Best Books of 2013

Lee Polevoi

 

The "best books of year" lists are out for 2013 and most contain the usual (and worthy) suspects. What follows here is a more idiosyncratic selection, highlighting works of fiction that in some cases may have been overlooked but deserve a wider readership.

 

TransAtlantic by Colum McCann

 

A novelist who uses well-known historical figures in his work risks having readers judge the quality of his characterization by what they know (or think they know) about these real-life individuals. In TransAtlantic, Colum McCann takes this approach a step further by introducing Senator George Mitchell of Maine, a “character” drawn from real life. McCann succeeds in pulling it off, while simultaneously displaying the drawbacks inherent in this narrative strategy. But it’s finally the writing itself that keeps readers glued to the pages. Arresting phrases and images appear on every page (“Emily had the texture of old weather”), with only occasional missteps (“as if she might suddenly take flight, a parachute of intrigue”).  The book’s poetic language, combined with its elegant structure, make TransAtlantic one of the most beautiful and lyrical novels of the year.   

Pacific by Tom Drury

 

Anyone familiar with his work knows this is Tom Drury’s world and the rest of us just happen to live in it. Ever since chapters from his first novel, The End of Vandalism, appeared in The New Yorker some 20 years ago, readers understood they were in the presence of a unique voice—deadpan yet deeply insightful, slightly off-kilter yet in its assessment of the ebb and flow of the human spirit, wonderfully on target. Pacific is a sequel of sorts to The End of Vandalism, revisiting the fictional Midwestern domain of Grouse County and inhabitants known to readers of his earlier work. Nothing ever gets stated outright; in Drury’s off-center worldview, such things simply aren’t done. But long before Pacific ends, the reader has come to know and care for virtually everyone and wishes the short scenes might continue on for yet another hundred pages.

Men in Miami Hotels by Charlie Smith

 

Cot Sims, the hero of Charlie Smith’s new novel, is a Florida-born gangster hoping to wind down his career after first seeing to the well-being of his destitute mother in Key West. Toward this end, Cot steals a pouch of emeralds belonging to his boss, Albertson, a gangland kingpin who sends his unpitying henchmen in pursuit. After the emeralds turn up missing (that is, out of Cot’s possession), things go bad, then very bad, and then really bad. While Smith makes supple use of traditional crime genre devices and motifs, the scenes he creates—in Miami, Key West and the surrounding islands, on the quaint backstreets of Havana—are fresh and beautifully rendered. The adroit use of mood, metaphor and setting invites comparisons to Thomas McGuane’s classic Key West novel, Ninety Two in the Shade, and Denis Johnson’s Fiskadoro. But Men in Miami Hotels inhabits a lush world of doomed love and sweat-soaked treachery that is uniquely its own.

A Delicate Truth by John le Carré

 

John le Carré is, of course, a master of the spy thriller, though in recent years his efforts have been marred somewhat by outrage over the criminal excesses of the Bush Administration. In A Delicate Truth, he’s back on track, chronicling the unfolding of Operation Wildlife, a counter-terrorism scheme that goes terribly wrong. As in most of his work, the narrative voice moves seamlessly in and out of points of view and alternating time frames, with no sacrifice in clarity or momentum. In fact, the opening 45 pages are as suspenseful as anything le Carré has written since his immortal Smiley novels – a remarkable feat for a writer in his 80s. Don’t wait for the movie!

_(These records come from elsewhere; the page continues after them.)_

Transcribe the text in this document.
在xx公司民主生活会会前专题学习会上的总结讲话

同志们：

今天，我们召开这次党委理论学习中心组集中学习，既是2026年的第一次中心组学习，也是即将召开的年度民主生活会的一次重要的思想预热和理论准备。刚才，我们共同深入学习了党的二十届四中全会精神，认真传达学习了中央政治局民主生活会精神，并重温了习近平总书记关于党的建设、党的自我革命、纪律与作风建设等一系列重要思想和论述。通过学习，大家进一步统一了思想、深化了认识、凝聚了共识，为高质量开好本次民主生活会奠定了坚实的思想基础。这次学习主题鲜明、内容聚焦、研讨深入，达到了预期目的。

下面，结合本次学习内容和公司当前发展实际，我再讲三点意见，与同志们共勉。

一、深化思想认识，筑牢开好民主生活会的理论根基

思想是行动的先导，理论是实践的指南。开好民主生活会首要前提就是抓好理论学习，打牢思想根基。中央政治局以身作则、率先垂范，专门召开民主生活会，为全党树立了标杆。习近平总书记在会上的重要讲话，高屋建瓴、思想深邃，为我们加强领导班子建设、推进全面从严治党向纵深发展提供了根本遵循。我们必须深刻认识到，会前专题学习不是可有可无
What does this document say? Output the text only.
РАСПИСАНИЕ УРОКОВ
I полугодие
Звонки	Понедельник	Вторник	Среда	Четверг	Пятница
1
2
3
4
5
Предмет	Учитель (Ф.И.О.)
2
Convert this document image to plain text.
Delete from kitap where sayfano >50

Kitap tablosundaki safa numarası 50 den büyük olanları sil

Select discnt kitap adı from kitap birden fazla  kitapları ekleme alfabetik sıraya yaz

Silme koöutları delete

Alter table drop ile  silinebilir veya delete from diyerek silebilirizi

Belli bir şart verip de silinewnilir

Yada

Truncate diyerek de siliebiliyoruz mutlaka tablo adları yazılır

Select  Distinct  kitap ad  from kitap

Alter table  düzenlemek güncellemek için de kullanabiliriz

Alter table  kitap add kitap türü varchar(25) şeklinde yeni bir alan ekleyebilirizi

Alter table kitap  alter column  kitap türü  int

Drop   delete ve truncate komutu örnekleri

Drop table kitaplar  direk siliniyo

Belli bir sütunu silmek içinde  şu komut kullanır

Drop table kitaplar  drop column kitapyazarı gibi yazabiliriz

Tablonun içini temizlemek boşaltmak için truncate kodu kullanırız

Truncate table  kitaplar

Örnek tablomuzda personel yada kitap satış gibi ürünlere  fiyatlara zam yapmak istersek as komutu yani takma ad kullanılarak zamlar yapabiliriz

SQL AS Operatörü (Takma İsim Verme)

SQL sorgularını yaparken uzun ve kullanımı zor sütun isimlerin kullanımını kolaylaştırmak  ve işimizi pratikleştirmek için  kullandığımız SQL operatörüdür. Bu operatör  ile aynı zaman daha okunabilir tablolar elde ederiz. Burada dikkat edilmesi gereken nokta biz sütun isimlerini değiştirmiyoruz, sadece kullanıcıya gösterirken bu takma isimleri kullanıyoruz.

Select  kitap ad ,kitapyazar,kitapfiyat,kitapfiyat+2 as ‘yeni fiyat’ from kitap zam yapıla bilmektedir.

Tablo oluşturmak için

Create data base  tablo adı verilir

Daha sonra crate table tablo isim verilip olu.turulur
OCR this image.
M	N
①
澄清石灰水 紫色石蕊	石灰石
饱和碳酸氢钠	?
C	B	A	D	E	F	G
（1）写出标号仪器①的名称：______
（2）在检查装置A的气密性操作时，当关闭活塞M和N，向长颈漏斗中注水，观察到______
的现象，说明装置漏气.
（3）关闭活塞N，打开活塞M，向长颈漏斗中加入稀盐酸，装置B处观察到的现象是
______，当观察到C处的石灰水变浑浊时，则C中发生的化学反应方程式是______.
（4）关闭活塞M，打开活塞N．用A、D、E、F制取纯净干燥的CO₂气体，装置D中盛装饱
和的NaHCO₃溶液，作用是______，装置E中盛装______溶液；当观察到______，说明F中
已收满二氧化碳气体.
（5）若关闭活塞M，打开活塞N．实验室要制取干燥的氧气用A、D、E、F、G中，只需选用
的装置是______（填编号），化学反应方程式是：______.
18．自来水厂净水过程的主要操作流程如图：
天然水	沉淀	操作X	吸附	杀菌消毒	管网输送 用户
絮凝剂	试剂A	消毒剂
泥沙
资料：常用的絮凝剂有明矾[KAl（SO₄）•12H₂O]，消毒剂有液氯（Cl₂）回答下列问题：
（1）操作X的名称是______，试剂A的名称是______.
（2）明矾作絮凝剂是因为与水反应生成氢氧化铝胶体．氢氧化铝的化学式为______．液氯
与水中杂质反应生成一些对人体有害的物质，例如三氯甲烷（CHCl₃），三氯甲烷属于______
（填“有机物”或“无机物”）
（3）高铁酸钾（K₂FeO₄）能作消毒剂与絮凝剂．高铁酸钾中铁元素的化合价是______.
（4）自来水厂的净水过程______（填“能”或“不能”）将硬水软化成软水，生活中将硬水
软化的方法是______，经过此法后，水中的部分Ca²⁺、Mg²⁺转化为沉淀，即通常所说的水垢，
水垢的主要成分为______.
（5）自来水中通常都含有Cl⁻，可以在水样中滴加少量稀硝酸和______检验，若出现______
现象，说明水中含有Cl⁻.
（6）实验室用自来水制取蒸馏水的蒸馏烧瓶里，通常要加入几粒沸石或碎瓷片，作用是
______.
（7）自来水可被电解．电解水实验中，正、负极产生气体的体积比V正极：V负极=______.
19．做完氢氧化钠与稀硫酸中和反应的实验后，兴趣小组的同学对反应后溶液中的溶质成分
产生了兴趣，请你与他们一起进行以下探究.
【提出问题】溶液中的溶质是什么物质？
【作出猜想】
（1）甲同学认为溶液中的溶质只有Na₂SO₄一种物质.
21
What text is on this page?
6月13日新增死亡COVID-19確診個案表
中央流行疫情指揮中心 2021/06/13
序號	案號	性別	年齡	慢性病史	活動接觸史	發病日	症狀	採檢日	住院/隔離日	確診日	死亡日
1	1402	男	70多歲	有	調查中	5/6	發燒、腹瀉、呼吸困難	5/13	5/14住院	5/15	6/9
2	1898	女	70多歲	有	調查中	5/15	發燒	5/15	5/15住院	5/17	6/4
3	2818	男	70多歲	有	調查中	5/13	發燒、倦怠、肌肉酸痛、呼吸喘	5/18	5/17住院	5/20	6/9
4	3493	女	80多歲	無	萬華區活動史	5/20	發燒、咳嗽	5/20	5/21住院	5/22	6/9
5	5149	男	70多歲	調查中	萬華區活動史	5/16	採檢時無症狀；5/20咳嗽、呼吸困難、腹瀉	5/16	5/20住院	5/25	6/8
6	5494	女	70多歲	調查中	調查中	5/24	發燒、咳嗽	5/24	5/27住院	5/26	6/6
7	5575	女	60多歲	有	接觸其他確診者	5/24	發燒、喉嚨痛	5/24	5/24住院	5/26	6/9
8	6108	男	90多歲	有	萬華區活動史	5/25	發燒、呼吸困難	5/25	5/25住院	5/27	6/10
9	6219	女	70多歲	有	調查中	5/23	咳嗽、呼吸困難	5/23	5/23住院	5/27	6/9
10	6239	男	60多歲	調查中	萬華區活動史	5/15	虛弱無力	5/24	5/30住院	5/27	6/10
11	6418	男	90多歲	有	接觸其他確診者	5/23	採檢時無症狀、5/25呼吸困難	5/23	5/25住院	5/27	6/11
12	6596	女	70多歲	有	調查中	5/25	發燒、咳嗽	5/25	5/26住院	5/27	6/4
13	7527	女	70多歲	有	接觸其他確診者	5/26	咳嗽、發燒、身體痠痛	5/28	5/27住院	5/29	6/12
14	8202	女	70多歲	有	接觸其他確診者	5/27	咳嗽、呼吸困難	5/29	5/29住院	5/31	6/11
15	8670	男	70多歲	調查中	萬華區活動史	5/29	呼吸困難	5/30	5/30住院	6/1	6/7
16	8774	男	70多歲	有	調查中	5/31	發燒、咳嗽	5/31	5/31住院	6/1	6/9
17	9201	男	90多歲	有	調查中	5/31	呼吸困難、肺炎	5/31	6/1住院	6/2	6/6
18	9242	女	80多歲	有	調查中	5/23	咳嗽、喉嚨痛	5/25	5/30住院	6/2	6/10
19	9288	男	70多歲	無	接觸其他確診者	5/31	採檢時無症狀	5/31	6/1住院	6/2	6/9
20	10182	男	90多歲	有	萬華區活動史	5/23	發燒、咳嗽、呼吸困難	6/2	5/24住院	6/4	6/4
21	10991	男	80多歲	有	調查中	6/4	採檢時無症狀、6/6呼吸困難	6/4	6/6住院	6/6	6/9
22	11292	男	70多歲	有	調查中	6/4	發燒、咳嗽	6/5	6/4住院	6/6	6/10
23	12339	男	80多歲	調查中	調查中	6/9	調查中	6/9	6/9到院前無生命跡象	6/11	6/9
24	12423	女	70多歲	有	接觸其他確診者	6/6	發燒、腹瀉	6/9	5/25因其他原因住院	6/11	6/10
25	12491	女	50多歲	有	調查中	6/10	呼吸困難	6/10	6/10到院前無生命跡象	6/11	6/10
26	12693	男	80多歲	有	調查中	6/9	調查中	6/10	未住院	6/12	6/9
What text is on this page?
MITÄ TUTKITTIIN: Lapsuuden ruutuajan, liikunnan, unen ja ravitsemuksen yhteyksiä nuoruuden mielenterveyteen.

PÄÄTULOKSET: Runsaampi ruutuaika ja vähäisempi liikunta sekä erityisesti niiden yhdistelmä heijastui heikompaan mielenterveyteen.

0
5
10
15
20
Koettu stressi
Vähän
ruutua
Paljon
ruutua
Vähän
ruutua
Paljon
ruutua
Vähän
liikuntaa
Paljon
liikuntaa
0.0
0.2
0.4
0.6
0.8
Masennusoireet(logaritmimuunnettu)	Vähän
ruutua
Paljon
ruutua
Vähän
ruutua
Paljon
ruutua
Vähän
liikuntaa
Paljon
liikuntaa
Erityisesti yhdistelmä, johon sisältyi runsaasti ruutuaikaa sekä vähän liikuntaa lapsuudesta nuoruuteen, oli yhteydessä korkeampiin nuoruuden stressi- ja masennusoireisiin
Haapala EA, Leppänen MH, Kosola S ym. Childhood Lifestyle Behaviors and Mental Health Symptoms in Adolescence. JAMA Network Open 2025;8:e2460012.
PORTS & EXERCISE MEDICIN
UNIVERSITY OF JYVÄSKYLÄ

City of Bohane by Kevin Barry

 

This novel, published in 2012, seems to me sui generis in its vision and language. Set in a lawless Irish city sometime in the near future, the story features a wide array of colorful characters, most notably the two protagonists – Logan Hartnett, leader of the gang that runs the city, and Gant Broderick, the former (yet still highly feared) gang leader of Bohane. Events leading to their inevitable showdown are depicted in a vivid argot entirely the author’s own, and the reader is quickly swept up in a flood of language unlike what we’ve read before: “The water’s roar for Hartnett was as the rushing of his own blood and as he passed the merchant yards the guard dogs strung out a sequence of howls all along the front. See the dogs: their hackles heaped, their yellow eyes livid. We could tell he was coming by the howling of the dogs.”

 

Author Bio:

Lee Polevoi is Highbrow Magazine’s Chief Book Critic.